— Мама? — Лейтенант торопливо захлопнул книгу. — Это трактат по медицине… Захотелось посмотреть.
— Тебе стало хуже? — бросилась к сыну герцогиня. — Ты такой бледный…
— Ничего подобного! — запротестовал Руперт. — Я собрался написать бабушке, а она любит точность. Я решил посмотреть, как называется то, что со мной было.
— Позови мэтра Лукиана, — подсказала мама, — он продиктует, а эту книгу лучше отдать. Ее сочинил недобрый человек. Назвать жалость врагом?! Это… безбожно.
— Это иносказание, — вступился за фолиант Руппи. — Врач должен лечить, даже если это причиняет боль. Не прикажи адмирал цур зее проделать во мне еще одну дырку, меня бы уже не было.
— Не говори так, — попросила герцогиня. — Пожалуйста, никогда такого не говори.
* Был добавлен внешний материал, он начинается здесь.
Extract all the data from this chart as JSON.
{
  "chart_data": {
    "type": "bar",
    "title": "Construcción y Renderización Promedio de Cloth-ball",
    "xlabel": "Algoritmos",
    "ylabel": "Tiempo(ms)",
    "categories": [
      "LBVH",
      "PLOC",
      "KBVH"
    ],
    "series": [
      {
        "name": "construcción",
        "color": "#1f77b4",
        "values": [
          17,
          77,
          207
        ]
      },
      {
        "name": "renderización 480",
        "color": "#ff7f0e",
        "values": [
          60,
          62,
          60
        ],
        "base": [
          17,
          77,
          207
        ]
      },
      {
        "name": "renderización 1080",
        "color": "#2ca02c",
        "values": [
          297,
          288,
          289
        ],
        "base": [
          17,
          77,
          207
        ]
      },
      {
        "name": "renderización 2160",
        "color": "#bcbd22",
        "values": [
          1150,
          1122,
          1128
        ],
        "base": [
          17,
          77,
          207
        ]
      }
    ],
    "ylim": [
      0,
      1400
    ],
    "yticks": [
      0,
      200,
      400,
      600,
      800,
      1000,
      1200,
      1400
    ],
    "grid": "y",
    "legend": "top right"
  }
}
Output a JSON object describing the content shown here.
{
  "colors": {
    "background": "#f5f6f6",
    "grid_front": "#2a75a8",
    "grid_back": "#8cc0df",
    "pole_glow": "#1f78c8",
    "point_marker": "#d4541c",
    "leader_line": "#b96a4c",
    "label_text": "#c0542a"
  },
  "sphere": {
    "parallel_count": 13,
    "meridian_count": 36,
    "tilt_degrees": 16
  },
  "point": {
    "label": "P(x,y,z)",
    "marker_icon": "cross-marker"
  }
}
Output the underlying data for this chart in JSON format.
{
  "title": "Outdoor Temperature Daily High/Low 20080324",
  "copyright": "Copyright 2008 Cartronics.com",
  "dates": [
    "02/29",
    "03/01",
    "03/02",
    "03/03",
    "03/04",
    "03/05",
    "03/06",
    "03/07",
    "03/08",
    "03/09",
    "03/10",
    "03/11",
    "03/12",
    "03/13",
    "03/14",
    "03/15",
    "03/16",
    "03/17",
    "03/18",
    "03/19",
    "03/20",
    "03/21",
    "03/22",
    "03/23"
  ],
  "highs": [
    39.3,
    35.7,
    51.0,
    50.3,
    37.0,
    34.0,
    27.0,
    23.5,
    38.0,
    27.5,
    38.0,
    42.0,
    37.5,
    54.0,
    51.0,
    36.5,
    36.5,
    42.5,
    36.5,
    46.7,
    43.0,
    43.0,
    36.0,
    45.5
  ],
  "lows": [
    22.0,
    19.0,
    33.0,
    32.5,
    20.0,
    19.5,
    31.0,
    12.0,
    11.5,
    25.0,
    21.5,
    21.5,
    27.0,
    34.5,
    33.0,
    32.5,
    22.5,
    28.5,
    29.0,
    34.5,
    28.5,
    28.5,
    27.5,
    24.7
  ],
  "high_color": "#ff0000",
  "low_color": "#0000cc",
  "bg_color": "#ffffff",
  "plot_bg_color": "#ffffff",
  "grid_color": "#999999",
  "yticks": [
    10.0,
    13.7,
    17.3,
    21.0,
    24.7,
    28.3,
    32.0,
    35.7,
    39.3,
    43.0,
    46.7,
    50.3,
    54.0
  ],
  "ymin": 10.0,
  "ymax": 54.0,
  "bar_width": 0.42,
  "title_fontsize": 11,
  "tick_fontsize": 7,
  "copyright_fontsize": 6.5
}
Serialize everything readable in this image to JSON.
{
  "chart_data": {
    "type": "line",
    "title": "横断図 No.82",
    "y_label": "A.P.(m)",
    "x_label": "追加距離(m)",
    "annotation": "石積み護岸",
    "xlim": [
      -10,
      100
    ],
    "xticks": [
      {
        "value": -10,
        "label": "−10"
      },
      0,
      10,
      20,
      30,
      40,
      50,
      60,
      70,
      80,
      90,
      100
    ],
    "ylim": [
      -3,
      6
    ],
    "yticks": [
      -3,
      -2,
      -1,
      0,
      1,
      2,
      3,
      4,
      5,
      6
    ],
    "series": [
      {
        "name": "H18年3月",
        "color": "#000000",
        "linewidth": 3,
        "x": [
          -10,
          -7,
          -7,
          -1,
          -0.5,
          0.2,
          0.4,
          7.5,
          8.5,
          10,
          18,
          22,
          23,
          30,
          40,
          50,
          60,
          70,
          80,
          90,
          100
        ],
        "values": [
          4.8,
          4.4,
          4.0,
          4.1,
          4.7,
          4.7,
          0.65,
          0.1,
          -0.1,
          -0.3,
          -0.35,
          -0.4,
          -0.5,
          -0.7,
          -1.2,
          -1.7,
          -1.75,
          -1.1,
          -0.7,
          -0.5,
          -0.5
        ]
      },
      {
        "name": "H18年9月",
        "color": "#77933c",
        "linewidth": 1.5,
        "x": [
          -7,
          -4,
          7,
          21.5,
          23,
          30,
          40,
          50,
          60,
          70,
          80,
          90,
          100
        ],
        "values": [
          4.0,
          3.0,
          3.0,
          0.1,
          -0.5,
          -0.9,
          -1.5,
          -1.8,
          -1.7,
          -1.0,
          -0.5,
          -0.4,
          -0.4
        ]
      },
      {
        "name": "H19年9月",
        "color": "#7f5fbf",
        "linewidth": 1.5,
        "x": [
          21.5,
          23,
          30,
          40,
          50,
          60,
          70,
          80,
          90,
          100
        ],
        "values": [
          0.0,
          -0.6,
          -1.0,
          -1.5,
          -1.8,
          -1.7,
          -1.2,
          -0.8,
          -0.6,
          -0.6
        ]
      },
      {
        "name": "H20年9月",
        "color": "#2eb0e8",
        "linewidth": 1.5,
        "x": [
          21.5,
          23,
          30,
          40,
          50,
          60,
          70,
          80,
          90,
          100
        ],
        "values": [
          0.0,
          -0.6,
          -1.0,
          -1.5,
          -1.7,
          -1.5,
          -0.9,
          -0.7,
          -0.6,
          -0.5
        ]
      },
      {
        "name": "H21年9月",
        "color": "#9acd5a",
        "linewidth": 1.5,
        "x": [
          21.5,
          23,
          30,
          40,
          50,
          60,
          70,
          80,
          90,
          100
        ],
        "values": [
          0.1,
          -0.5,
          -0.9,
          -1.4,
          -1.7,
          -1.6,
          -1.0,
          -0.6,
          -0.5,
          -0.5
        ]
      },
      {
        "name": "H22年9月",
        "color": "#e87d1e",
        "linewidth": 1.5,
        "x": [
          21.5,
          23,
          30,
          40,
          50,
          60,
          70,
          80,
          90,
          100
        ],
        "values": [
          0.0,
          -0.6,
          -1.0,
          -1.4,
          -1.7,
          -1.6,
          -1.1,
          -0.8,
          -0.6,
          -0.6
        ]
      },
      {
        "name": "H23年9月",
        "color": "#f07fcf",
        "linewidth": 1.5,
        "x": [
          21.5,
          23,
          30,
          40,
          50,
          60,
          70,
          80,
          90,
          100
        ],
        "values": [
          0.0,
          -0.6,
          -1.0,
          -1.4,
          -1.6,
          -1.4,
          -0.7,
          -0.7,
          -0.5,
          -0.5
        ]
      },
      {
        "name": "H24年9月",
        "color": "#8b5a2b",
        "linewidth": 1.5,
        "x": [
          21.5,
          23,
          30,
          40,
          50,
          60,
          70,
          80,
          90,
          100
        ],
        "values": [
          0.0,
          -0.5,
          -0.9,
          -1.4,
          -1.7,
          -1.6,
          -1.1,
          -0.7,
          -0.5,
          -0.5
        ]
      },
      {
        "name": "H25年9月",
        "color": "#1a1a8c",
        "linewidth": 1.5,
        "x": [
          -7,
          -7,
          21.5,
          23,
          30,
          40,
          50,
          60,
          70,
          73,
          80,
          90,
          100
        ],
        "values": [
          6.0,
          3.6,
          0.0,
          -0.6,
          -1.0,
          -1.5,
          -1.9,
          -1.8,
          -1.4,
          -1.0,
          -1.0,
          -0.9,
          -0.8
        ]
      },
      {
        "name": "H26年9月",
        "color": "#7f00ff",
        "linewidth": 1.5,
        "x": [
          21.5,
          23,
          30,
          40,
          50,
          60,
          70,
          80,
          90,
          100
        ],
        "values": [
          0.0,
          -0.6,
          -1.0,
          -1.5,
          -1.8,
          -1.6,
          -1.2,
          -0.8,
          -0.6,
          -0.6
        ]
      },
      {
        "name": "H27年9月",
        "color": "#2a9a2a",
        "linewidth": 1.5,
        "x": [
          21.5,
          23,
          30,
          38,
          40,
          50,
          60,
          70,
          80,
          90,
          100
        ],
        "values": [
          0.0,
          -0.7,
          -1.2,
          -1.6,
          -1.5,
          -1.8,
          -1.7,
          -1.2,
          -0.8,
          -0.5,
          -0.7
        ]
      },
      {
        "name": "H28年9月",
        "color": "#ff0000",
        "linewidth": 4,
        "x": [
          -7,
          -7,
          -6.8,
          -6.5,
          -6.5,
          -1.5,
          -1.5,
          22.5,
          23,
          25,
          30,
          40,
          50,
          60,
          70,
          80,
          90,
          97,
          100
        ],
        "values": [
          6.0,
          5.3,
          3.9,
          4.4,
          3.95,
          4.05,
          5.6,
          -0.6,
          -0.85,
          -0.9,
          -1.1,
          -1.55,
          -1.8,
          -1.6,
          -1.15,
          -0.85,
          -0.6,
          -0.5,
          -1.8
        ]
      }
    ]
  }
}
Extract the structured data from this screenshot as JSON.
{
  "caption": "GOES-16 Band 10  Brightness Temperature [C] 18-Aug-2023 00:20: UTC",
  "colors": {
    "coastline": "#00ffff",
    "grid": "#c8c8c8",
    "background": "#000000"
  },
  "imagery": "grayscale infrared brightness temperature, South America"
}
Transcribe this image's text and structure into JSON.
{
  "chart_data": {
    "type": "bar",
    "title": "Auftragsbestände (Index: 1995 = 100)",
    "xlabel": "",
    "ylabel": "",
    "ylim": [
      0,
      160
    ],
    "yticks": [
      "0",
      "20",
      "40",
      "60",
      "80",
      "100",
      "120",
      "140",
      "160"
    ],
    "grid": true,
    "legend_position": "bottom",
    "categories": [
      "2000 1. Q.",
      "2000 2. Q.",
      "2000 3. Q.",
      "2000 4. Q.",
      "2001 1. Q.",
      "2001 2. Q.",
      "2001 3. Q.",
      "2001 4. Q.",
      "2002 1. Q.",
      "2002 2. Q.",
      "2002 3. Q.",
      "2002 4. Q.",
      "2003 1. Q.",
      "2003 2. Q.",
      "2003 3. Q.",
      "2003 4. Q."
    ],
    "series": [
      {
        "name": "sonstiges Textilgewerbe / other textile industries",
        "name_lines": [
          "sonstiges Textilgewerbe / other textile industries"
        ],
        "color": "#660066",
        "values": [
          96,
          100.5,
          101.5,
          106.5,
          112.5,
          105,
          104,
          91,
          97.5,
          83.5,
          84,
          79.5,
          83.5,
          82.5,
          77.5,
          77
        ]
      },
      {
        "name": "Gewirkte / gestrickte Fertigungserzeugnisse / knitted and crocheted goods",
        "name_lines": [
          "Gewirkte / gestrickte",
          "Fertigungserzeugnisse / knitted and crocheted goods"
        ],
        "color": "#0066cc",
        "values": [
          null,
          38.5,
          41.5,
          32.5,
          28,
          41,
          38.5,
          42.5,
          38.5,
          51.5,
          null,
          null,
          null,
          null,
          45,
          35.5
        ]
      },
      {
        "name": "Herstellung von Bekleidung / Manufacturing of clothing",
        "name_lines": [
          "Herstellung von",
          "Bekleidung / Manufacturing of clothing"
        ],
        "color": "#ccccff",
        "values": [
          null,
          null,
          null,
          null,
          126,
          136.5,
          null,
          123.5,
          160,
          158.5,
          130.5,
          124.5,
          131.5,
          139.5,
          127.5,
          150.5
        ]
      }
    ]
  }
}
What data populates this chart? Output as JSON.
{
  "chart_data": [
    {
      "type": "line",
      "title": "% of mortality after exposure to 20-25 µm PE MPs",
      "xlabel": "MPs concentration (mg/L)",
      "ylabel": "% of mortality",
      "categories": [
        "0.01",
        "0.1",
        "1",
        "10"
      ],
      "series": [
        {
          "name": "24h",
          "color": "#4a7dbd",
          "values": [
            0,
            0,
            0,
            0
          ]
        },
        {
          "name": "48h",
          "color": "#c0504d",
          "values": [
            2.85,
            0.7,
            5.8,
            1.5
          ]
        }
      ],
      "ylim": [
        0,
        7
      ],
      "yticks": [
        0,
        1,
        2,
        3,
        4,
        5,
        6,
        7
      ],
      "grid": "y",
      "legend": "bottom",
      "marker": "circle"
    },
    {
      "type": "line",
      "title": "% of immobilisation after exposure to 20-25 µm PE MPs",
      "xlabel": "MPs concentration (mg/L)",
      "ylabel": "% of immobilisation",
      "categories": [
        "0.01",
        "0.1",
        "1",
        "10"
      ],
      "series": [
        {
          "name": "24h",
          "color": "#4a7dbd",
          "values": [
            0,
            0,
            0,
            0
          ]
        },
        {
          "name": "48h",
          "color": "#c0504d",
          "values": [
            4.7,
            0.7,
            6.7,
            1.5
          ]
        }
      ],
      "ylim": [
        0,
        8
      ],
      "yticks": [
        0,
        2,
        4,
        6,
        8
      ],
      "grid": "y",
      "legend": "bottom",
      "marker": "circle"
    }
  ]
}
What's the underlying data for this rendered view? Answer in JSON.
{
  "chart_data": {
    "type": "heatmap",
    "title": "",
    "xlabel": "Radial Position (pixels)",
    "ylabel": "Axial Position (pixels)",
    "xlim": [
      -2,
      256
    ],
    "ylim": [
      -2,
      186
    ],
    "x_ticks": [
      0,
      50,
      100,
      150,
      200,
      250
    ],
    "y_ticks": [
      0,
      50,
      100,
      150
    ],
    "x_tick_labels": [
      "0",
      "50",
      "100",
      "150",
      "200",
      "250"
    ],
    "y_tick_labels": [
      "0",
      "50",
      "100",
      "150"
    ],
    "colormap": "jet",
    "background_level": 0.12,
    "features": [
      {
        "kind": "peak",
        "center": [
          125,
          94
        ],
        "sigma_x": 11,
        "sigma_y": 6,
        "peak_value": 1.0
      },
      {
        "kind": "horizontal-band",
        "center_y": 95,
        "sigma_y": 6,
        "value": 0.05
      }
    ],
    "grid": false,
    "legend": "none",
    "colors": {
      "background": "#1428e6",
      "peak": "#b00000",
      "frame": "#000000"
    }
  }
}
— Не буду. — Руппи виновато прижал к губам прохладную руку и замолчал. Он слишком долго не был дома и отвык от матери, от того, что она вечно ждет худшего. «Рожденная в орлином гнезде горлинка»… Так называли единственную дочь Элизы Штарквинд. Нежную, кроткую, невероятно красивую. В детстве Руперт любил повторять за отцом, что нет волшебницы прекрасней Лотты; став взрослым, он в этом убедился. По крайней мере, никого красивее матери он не видел ни в Дриксен, ни в Талиге.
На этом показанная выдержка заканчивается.